Read the book, read the book more than once like I did.
While
there were many elements of Holden’s personality that might not ring true for
any individual collectively his plight resonated. Problems of sexual identity,
of intellectual identity, of class, of falseness and perversity, of the clash
of household generations, of fighting against a system stacked up against the
young, of personal depression, they are all there. As well as some less savory
traits, a certain elitism, a certain distain of the masses, and of women, well
girls really, and lots of mannerisms like having a negative on almost
everything that one would hope he will grow out
of.
The
story line here is fairly simple- a couple of tough winter days in the life of
a well-off New York teenager whose problem at the moment was to hide the fact,
postpone really, that once again he had been kicked out of a school for, ah,
“not applying himself (sound familiar). The momentary solution to that
situation which sounded reasonable to anybody who actually had been a troubled
teenager was to say the hell with it and do a junior version of wine, women and
song. Except, at least on the surface our man Holden takes no pleasure in
that-carping against everything not nailed down, fellow classmates, teachers,
past and present, cab drivers, elevator operators, whores, dicey girlfriends.

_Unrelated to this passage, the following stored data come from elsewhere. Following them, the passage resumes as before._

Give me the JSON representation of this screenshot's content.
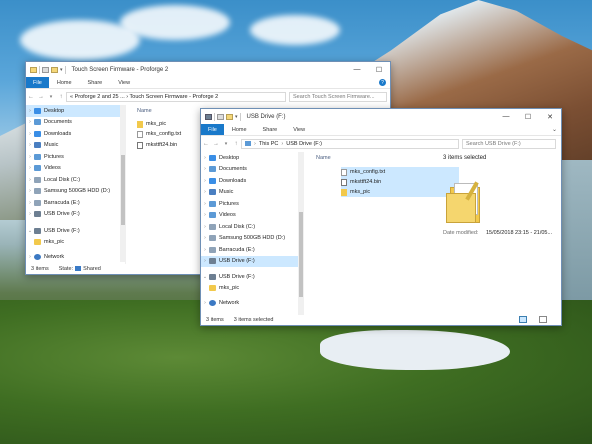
{
  "window_back": {
    "title": "Touch Screen Firmware - Proforge 2",
    "menu": {
      "file": "File",
      "home": "Home",
      "share": "Share",
      "view": "View"
    },
    "help_icon": "?",
    "address": "« Proforge 2 and 25 ... › Touch Screen Firmware - Proforge 2",
    "search_placeholder": "Search Touch Screen Firmware...",
    "nav_items": [
      {
        "label": "Desktop",
        "icon": "desktop-icon"
      },
      {
        "label": "Documents",
        "icon": "documents-icon"
      },
      {
        "label": "Downloads",
        "icon": "downloads-icon"
      },
      {
        "label": "Music",
        "icon": "music-icon"
      },
      {
        "label": "Pictures",
        "icon": "pictures-icon"
      },
      {
        "label": "Videos",
        "icon": "videos-icon"
      },
      {
        "label": "Local Disk (C:)",
        "icon": "drive-icon"
      },
      {
        "label": "Samsung 500GB HDD (D:)",
        "icon": "drive-icon"
      },
      {
        "label": "Barracuda (E:)",
        "icon": "drive-icon"
      },
      {
        "label": "USB Drive (F:)",
        "icon": "usb-drive-icon"
      },
      {
        "label": "USB Drive (F:)",
        "icon": "usb-drive-icon"
      },
      {
        "label": "mks_pic",
        "icon": "folder-icon"
      },
      {
        "label": "Network",
        "icon": "network-icon"
      }
    ],
    "column_name": "Name",
    "files": [
      {
        "name": "mks_pic",
        "type": "folder"
      },
      {
        "name": "mks_config.txt",
        "type": "txt"
      },
      {
        "name": "mksttft24.bin",
        "type": "bin"
      }
    ],
    "status": {
      "count": "3 items",
      "state_label": "State:",
      "state_value": "Shared"
    }
  },
  "window_front": {
    "title": "USB Drive (F:)",
    "menu": {
      "file": "File",
      "home": "Home",
      "share": "Share",
      "view": "View"
    },
    "address_parts": [
      "This PC",
      "USB Drive (F:)"
    ],
    "search_placeholder": "Search USB Drive (F:)",
    "nav_items": [
      {
        "label": "Desktop",
        "icon": "desktop-icon"
      },
      {
        "label": "Documents",
        "icon": "documents-icon"
      },
      {
        "label": "Downloads",
        "icon": "downloads-icon"
      },
      {
        "label": "Music",
        "icon": "music-icon"
      },
      {
        "label": "Pictures",
        "icon": "pictures-icon"
      },
      {
        "label": "Videos",
        "icon": "videos-icon"
      },
      {
        "label": "Local Disk (C:)",
        "icon": "drive-icon"
      },
      {
        "label": "Samsung 500GB HDD (D:)",
        "icon": "drive-icon"
      },
      {
        "label": "Barracuda (E:)",
        "icon": "drive-icon"
      },
      {
        "label": "USB Drive (F:)",
        "icon": "usb-drive-icon"
      },
      {
        "label": "USB Drive (F:)",
        "icon": "usb-drive-icon"
      },
      {
        "label": "mks_pic",
        "icon": "folder-icon"
      },
      {
        "label": "Network",
        "icon": "network-icon"
      }
    ],
    "column_name": "Name",
    "files": [
      {
        "name": "mks_config.txt",
        "type": "txt"
      },
      {
        "name": "mksttft24.bin",
        "type": "bin"
      },
      {
        "name": "mks_pic",
        "type": "folder"
      }
    ],
    "details": {
      "selected_count": "3 items selected",
      "date_label": "Date modified:",
      "date_value": "15/05/2018 23:15 - 21/05..."
    },
    "status": {
      "count": "3 items",
      "selected": "3 items selected"
    }
  },
  "colors": {
    "accent": "#1979ca",
    "selection": "#cce8ff"
  }
}
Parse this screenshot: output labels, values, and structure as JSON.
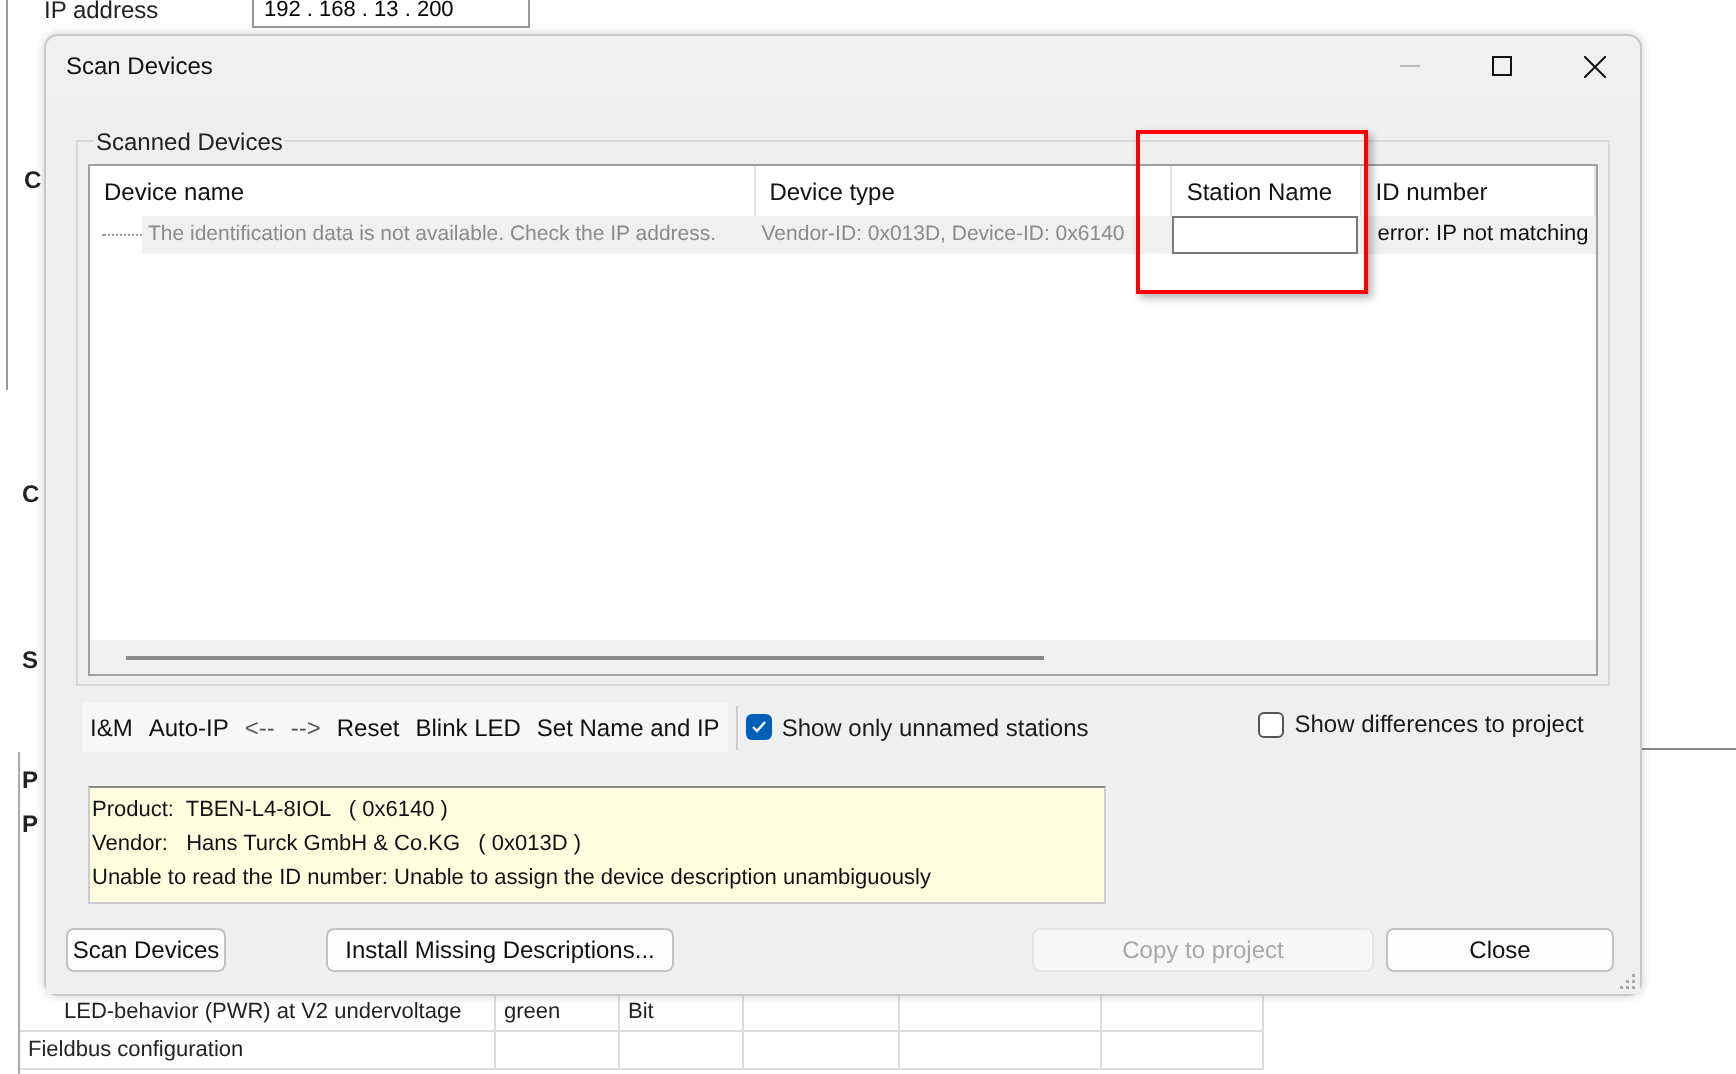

Everything. By the end it is an open book whether he will be a CEO of a major
corporation or windup on skid row. While some of the stream-of-consciousness
devise used by Salinger to make his point about the modern teen condition this
is a great American literary work of art from one of the best of the “non-beat”
New York writers hanging around in the post- World War II period. Read the
book, read the book more than once like I did.